Recalculando…Todo esto obliga a no dar por sentado nada, a poner en duda todo, para restituir el significado a ciertos conceptos. Retomando la idea del torcimiento entre percepción de riesgo y manejo de riesgo, ¿no sería hora de preguntarse qué entienden los jóvenes por riesgo? ¿No será que los parámetros de peligro se han desplazado? ¿No será que los mojones que marcan ciertos límites, al amparo de una creciente tolerancia social, se han vuelto difusos? ¿No será hora de reconstruir la noción de límite, de riesgo, de daño?

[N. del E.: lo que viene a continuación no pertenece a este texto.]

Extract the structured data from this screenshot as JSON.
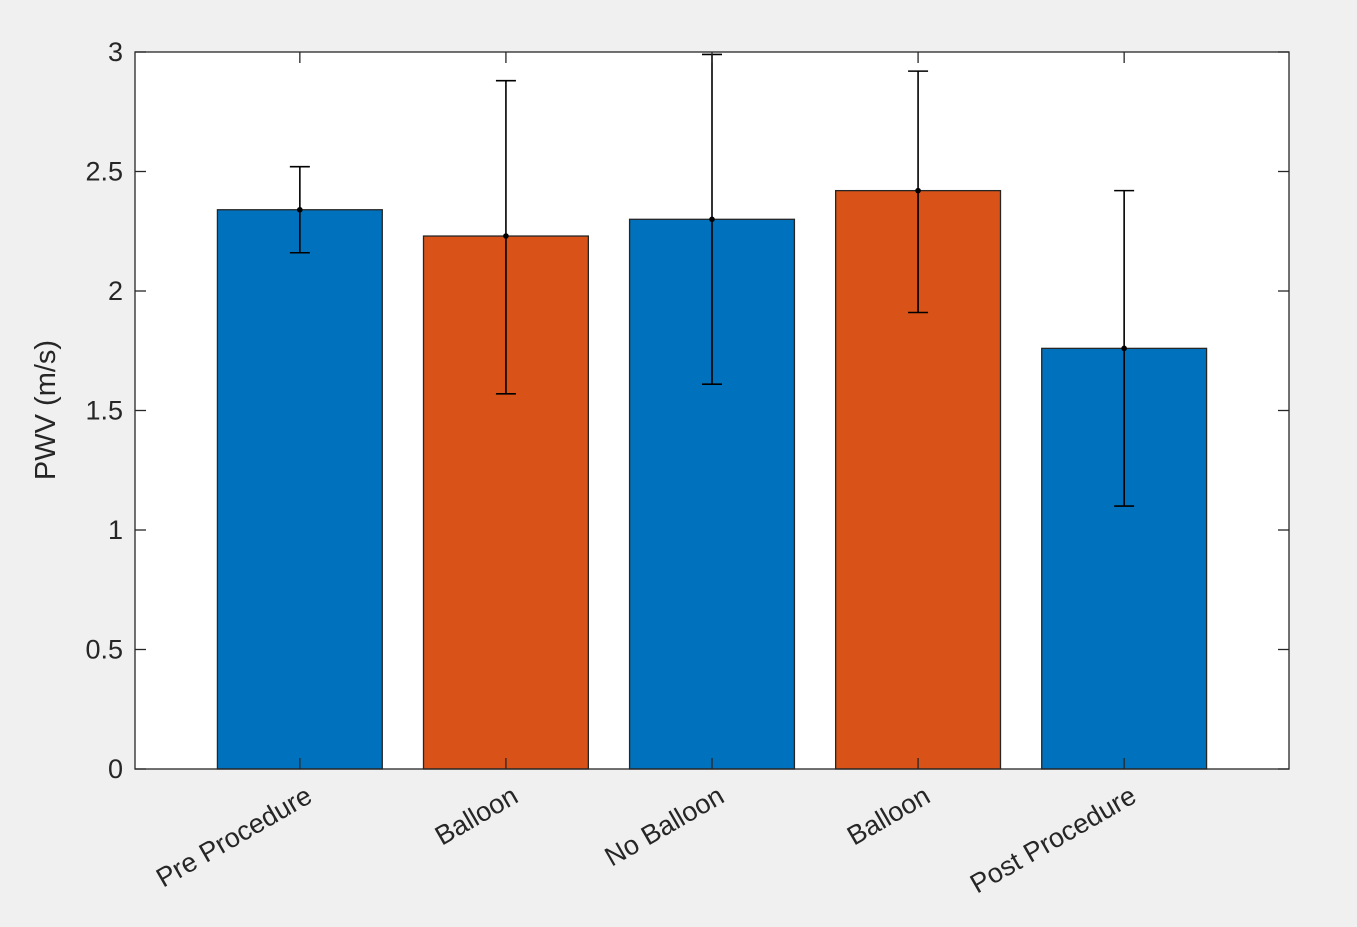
{
  "chart_data": {
    "type": "bar",
    "title": "",
    "xlabel": "",
    "ylabel": "PWV (m/s)",
    "categories": [
      "Pre Procedure",
      "Balloon",
      "No Balloon",
      "Balloon",
      "Post Procedure"
    ],
    "values": [
      2.34,
      2.23,
      2.3,
      2.42,
      1.76
    ],
    "error_low": [
      2.16,
      1.57,
      1.61,
      1.91,
      1.1
    ],
    "error_high": [
      2.52,
      2.88,
      2.99,
      2.92,
      2.42
    ],
    "bar_colors": [
      "#0072bd",
      "#d95319",
      "#0072bd",
      "#d95319",
      "#0072bd"
    ],
    "ylim": [
      0,
      3
    ],
    "yticks": [
      "0",
      "0.5",
      "1",
      "1.5",
      "2",
      "2.5",
      "3"
    ],
    "grid": false,
    "legend": "none"
  }
}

Según van Dijk, los discursos hegemónicos cristalizan culturas políticas, privilegia ciertos intereses (y excluye otros) y define criterios de justicia y eficacia en ámbitos institucionales. Las instituciones no son otra cosa que ideologías sedimentadas, discursos cuyas relaciones de sentido se han vuelto relativamente estables y permanentes. La escuela como institución recrea y reproduce en los actores sociales, ciertos valores y bienes culturales seleccionados y particularmente valorados por un grupo. Esto otorga a la escuela la función primordial de asegurar el acceso al conocimiento socialmente válido y la promoción de aprendizajes significativos.

Desde esta perspectiva, la escuela es un espacio con capacidad de transmitir saberes y producir cambios sociales, devolviéndole el sentido perdido a las cosas. “La educación no es un instrumento infalible (ninguno lo es), pero es el más precioso de todos. Tal vez sea el único”. (Jorge Luis Borges)

Reinventar la prevención del uso indebido de sustancias psicoactivas en ámbitos escolares es todo un desafío en estos tiempos en los que existe sobreabundancia de información sobre las drogas y sus efectos, al mismo tiempo que lamentablemente ha crecido la disponibilidad de las mismas. Quizás lo más sagaz sería abandonar de una buena vez el concepto de riesgo disuasorio, para pasar a un activismo social que retome la idea de libertades, responsabilidades y consecuencias de cada acto. Quizás se debería dejar de pregonar intencionalidades, y empezar a comprender a los jóvenes como actores sociales con capacidad de acción, protagonistas de sus propias historias de vida. Quizás ya sea tiempo de escucharlos primero.

Surge así la necesidad de encarar la prevención desde una metodología participativa. Se trata de un proceso que concibe a los participantes como agentes activos en la construcción del conocimiento y no como agentes pasivos, simplemente receptores. La percepción, el análisis y la solución de los problemas no depende exclusivamente de “el experto”, sino que tiene en cuenta las expectativas, las percepciones y las necesidades de los actores sociales. La metodología participativa es una forma de abordar los procesos de enseñanza-aprendizaje, que parte de los saberes, mitos, representaciones sociales, estereotipos, prejuicios, actitudes y prácticas previas de las personas, buscando la construcción de nuevos conocimientos de forma colectiva.